Gamer adoption of Windows 11 has been an ongoing topic of interest lately. Many are still happy with Windows 10, but Windows 11 has also begun to gain popularity. People are slowly starting to come around to Microsoft’s newest OS. However, all is not rosy for those who have high-end components. New reports have surfaced that Windows 11 is causing issues with AMD’s newest CPUs with dual chiplets. There’s also a bug in the latest 22H2 update that’s affecting Nvidia GPU owners as well. No, not that bug—this is new. The Nvidia bug is simply a visual anomaly, but the AMD flaw can affect performance.
Let’s start with the good news: If you have an Nvidia GPU, and Windows 11 22H2, open Task Manager. Once there, check out your GPU usage with the system idle. You might be shocked to find it sitting at close to 100 percent for no discernible reason. This is a bug, according to Neowin. Even worse, this is a different bug from the previous one that was causing BSODs and sluggish performance.
That one has been patched, and thankfully this new one doesn’t seem to affect performance at all. But it’s reportedly affecting a wider range of Nvidia GPUs. It flips the reading for “3D” activity on its head, inverting it. So when the card is doing nothing, it shows almost 100 percent utilization. A screenshot of it was posted to Reddit by /u/washed_king_jos. Note the card is running at 39C, so this seems like a clear bug in the utilization reading.

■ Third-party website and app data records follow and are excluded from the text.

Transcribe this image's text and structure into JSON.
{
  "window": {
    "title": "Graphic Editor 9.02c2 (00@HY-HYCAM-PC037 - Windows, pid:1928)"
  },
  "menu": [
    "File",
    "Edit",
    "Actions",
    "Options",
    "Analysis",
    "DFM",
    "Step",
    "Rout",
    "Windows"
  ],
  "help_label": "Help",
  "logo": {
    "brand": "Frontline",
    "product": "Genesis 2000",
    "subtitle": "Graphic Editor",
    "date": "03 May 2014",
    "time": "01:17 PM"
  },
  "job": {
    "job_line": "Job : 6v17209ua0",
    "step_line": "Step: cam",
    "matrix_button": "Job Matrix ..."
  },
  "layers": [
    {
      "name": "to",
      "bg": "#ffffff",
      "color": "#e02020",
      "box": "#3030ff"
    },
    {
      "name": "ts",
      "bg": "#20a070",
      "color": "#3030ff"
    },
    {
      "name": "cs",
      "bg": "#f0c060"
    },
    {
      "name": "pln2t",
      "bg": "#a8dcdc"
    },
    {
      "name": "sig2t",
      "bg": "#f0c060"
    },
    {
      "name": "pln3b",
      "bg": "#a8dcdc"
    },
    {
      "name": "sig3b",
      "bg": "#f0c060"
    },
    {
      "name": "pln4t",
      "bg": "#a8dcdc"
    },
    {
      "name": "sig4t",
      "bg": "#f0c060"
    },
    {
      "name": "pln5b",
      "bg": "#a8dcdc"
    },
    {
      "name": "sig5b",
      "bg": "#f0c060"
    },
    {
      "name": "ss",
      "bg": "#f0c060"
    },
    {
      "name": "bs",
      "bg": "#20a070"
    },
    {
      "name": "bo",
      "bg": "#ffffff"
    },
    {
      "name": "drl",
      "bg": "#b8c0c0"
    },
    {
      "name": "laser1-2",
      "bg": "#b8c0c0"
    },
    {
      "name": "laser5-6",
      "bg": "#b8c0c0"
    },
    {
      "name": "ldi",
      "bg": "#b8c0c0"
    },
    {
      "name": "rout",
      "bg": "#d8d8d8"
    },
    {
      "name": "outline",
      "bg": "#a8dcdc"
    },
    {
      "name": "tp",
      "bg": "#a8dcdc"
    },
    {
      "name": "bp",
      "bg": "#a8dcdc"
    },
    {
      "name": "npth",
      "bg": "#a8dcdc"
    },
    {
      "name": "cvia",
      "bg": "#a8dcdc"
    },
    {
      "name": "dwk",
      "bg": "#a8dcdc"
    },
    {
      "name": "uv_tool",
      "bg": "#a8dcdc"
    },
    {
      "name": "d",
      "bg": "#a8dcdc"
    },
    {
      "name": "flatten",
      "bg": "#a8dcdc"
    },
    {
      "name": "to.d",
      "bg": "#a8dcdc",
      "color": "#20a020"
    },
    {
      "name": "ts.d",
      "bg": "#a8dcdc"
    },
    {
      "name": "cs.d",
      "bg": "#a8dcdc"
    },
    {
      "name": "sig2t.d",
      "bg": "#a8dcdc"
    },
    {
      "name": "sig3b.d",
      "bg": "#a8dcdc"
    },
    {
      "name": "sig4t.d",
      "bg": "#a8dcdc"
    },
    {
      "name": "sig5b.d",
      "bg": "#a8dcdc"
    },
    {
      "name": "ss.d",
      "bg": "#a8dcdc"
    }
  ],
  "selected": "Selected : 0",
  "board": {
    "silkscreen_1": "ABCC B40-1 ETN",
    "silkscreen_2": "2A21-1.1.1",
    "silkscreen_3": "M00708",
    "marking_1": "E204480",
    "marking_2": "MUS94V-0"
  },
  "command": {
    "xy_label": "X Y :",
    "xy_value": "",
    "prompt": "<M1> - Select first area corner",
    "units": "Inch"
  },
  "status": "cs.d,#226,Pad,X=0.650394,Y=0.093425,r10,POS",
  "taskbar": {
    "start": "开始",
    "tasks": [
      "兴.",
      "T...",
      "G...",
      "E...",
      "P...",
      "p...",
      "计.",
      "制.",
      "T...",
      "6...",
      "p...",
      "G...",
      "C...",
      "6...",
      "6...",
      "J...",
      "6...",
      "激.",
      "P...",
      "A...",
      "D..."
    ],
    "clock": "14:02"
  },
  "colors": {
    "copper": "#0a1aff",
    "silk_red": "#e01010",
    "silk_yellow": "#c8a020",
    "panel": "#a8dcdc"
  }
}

The next bug is more serious but will affect fewer people. The Windows thread scheduler included in Windows “intelligently” assigns tasks to the CPU cores. It’s apparently having trouble with the dual chiplets in the new high-end Ryzen CPUs, including the Ryzen 9 7900X and 7950X. This was confirmed by a Twitter user named CapFrameX via TechRadar. They were able to boost gaming performance by turning off the second CCD (core compute die), and/or disabling multi-threading. Doing so improved gaming performance by 30 percent in some scenarios. For example, in Metro: Exodus the 7950X hit 151fps in stock trim, and 176fps with only one CCD.
This bug reportedly does not affect the Ryzen 5 7600X and Ryzen 7 7700X. That’s because those CPUs only have one CCD, adding evidence to the theory that Windows’ thread director is confused by dual chiplets. This is obviously a big problem for folks who just dropped a wad of cash on a new, high-end CPU. They will have to disable half their CPU cores just to experience the full power of their swanky Zen 4 chips.
It has not been an easy upgrade path for AMD CPU owners with Windows 11, to say the least. Last year when the OS launched it delivered a sizable L3 cache latency penalty for Ryzen CPU owners. That bug was eventually patched by both companies in an OS and chipset update. Also, “incorrect thread scheduling” was a suspected issue with Ryzen users back in the Windows 10 days as well. That was due to games running faster on Windows 7 compared with 10. In the end, AMD announced it was not a problem. Still, there’s some history here. Hopefully, AMD and Microsoft will get this new issue patched ASAP before buyers look down the stack—or across the fence at Raptor Lake.